Modelling soil temperature on the boreal plain with an emphasis on the rapid cooling period
Abstract
To accurately model soil temperatures on the Boreal Plain, factors that influence fine-grained
soils during the rapid cooling period must first be identified. The effects of air temperature, soil
moisture and snow depth were quantified at 0.1 and 0.5 m depths for 14 sites encompassing five
treatment types: three upland burned, three upland harvested, three upland conifer, three upland
deciduous and two wetland. In the absence of snow from September to October at the 0.1 m
depth, air temperature was identified as the most important parameter, explaining approximately
70% of the variation in soil temperature for upland and wetland sites. At the same depth in the
presence of snow from November to December, soil moisture was more important. At a deeper
soil depth (0.5 m), soil moisture was identified as the most important parameter regardless of
snow cover, explaining from 63 to 91% of the variation in soil temperatures for upland and
wetland sites.

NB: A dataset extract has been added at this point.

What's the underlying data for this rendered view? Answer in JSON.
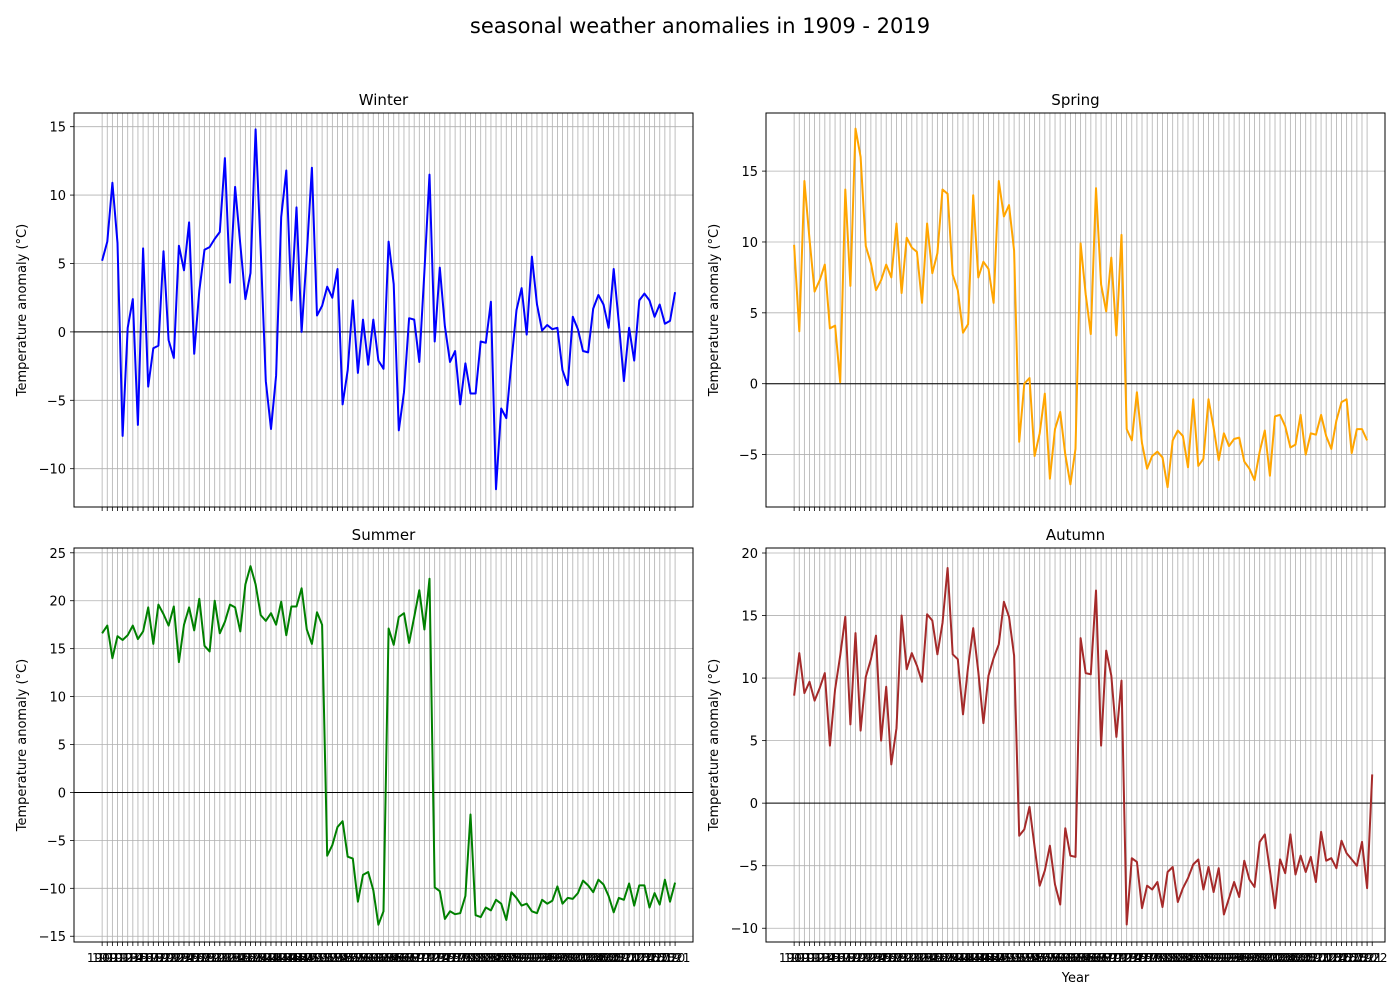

The presence of snow was a significant factor influencing soil temperatures, but
snow depth was not. Further, the soil temperature algorithms of SWAT were tested using one
site of each treatment type at 0.1, 0.5 and 1.0 m depths. The algorithms utilized by SWAT were
able to reproduce seasonal trends in soil temperatures adequately for the spring, summer and
autumn seasons, with only a slight increase in the lag coefficient parameter. During winter
months, the SWAT algorithms tended to predict soil temperatures that were consistently lower
than measured data. Further development to the SWAT soil temperature algorithms is required to
represent better the important insulating effect of snowpack.